MacLaren (2009 Congress)

Shelley MacLaren
(Western Michigan University)
“Veiling the Truth:  Francesco da Barberino’s Book of Hours”

Abstract of Paper Presented at the 42nd International Congress on Medieval Studies (Kalamazoo, 2009)
Session on “Margins of Error:  On the Self-Correcting Medieval Manuscript”
Sponsored by the Research Group on Manuscript Evidence
Organized by Jeff Massey
2009 Congress

[Published on our first website on 17 May 2012]

Francesco da Barberino (1264–1348), the Tuscan lawyer, poet, and designer of images, had a Book of Hours made for his own use between 1304 and 1309.  Recently discovered and now in a private collection, this lavishly decorated officiolum includes images of the Infancy and the Passion.  More significantly, alongside these devotional images, it also includes Francesco’s own designs.  They comprise personifications of the Hours of the Day/Ages of Man, Death, Renown, Hope and Mercy, and a pictorial allegory depicting a struggle between a scholar and a beast.  Francesco had previously used some of these designs in other contexts, as with his design for a fresco in the bishop’s palace in Treviso.  Others he was to reuse later, for instance in his conduct book, the Documenti d’Amore.
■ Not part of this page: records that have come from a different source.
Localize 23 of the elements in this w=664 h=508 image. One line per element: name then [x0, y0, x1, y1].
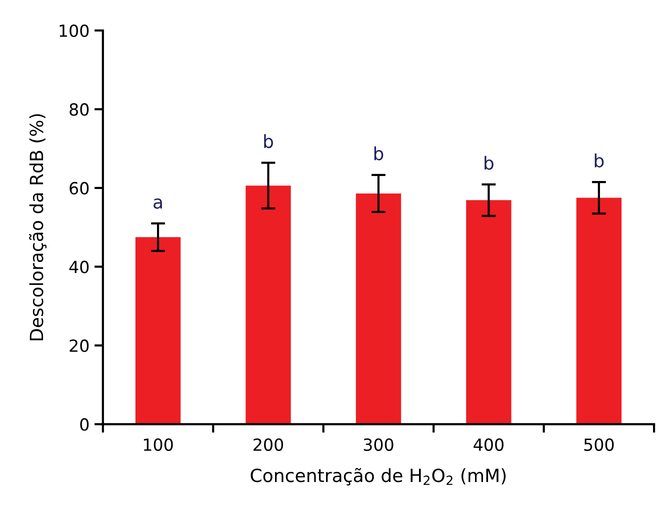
- x-tick-label: 400: [474, 438, 504, 451]
- annotation: b: [264, 134, 273, 148]
- annotation: b: [374, 146, 384, 160]
- bar: [356, 193, 402, 424]
- annotation: b: [594, 153, 604, 168]
- y-tick-label: 100: [60, 24, 89, 38]
- annotation: a: [154, 198, 162, 209]
- annotation: b: [484, 156, 494, 170]
- y-tick-label: 60: [70, 182, 89, 195]
- y-tick-label: 20: [70, 339, 89, 352]
- y-tick-label: 80: [70, 103, 89, 116]
- y-tick-label: 40: [69, 260, 89, 274]
- bar: [466, 200, 512, 424]
- y-tick-label: 0: [80, 418, 89, 431]
- bar: [576, 198, 622, 424]
- bar: [246, 186, 291, 424]
- x-tick-label: 300: [364, 438, 394, 451]
- x-axis-title: Concentração de H$_{2}$O$_{2}$ (mM): [250, 468, 506, 486]
- bar: [135, 237, 181, 424]
- x-tick-label: 100: [144, 438, 173, 451]
- y-axis-title: Descoloração da RdB (%): [29, 114, 47, 340]
- x-tick-label: 500: [584, 438, 614, 451]
- x-tick-label: 200: [254, 438, 284, 451]
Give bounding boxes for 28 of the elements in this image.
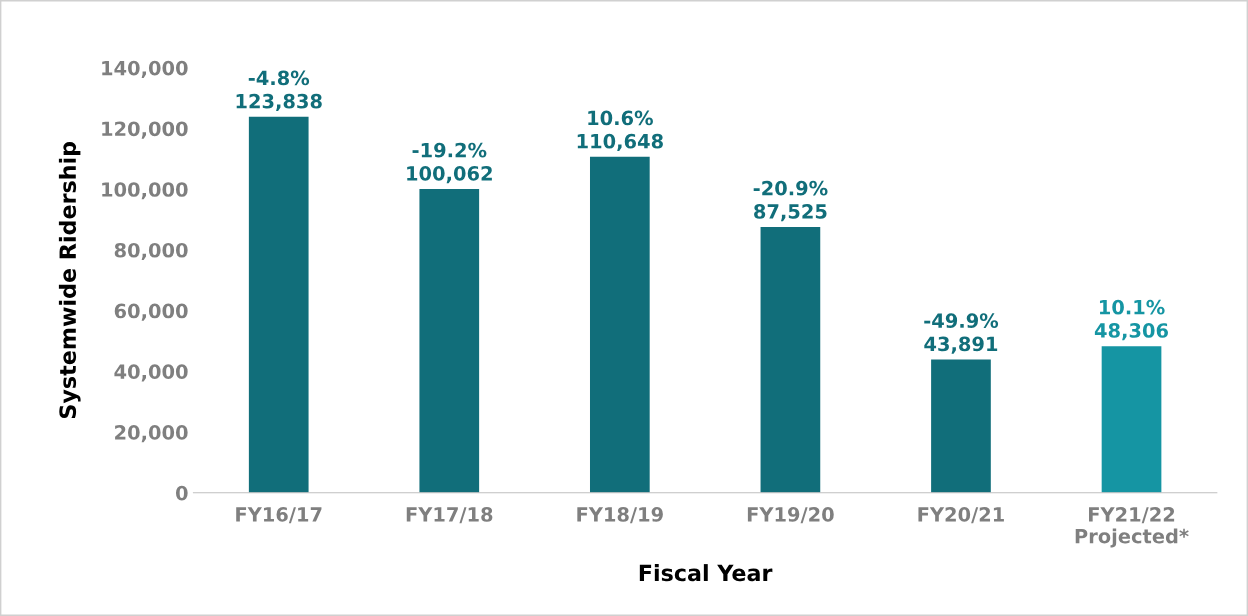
data-label: 10.1% 48,306	[1094, 299, 1168, 341]
bar	[931, 359, 991, 493]
x-axis-title: Fiscal Year	[639, 564, 773, 582]
data-label: -20.9% 87,525	[753, 180, 828, 222]
x-tick-label: FY17/18	[406, 507, 493, 524]
y-tick-label: 60,000	[114, 303, 188, 321]
data-label: -49.9% 43,891	[924, 313, 999, 354]
data-label: -4.8% 123,838	[236, 70, 322, 111]
bar	[589, 156, 650, 493]
y-tick-label: 80,000	[114, 242, 188, 261]
data-label: -19.2% 100,062	[407, 142, 492, 184]
data-label: 10.6% 110,648	[577, 110, 663, 152]
bar	[248, 116, 309, 493]
x-tick-label: FY18/19	[577, 507, 663, 524]
bar	[419, 189, 480, 493]
y-tick-label: 140,000	[102, 60, 188, 78]
y-axis-title: Systemwide Ridership	[58, 141, 81, 419]
x-tick-label: FY19/20	[747, 507, 834, 524]
y-tick-label: 20,000	[115, 425, 188, 443]
y-tick-label: 120,000	[102, 121, 188, 139]
y-tick-label: 40,000	[114, 364, 188, 382]
x-tick-label: FY16/17	[236, 507, 322, 524]
bar	[760, 227, 821, 493]
y-tick-label: 0	[175, 485, 188, 501]
y-tick-label: 100,000	[102, 182, 188, 200]
bar	[1101, 346, 1162, 493]
x-tick-label: FY21/22 Projected*	[1075, 507, 1189, 548]
x-tick-label: FY20/21	[918, 507, 1004, 524]
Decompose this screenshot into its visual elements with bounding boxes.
Francesco’s images proclaim their own fictional status.  They do not appear in the physical margins of the manuscript, but must be considered as marginal because of both their contrast with the biblical images and their place in the authoritative hierarchy of the manuscript.  These manifestly fictional images frame the prayers and biblical images of the Book of Hours.  As poetic fictions designed by the owner of the book, the added images serve to make the book Francesco’s own, much as a donor portrait might in another Book of Hours.

The images both represent Francesco’s previous imaginative experience and prompt future meditation, inflecting devotional experience of the manuscript according to his design.  In this Book of Hours, Francesco’s inventions mediate between the reader/viewer and the manuscript’s devotional contents, thereby claiming an important role for poetic and pictorial fictions in communicating the promise of eternal life.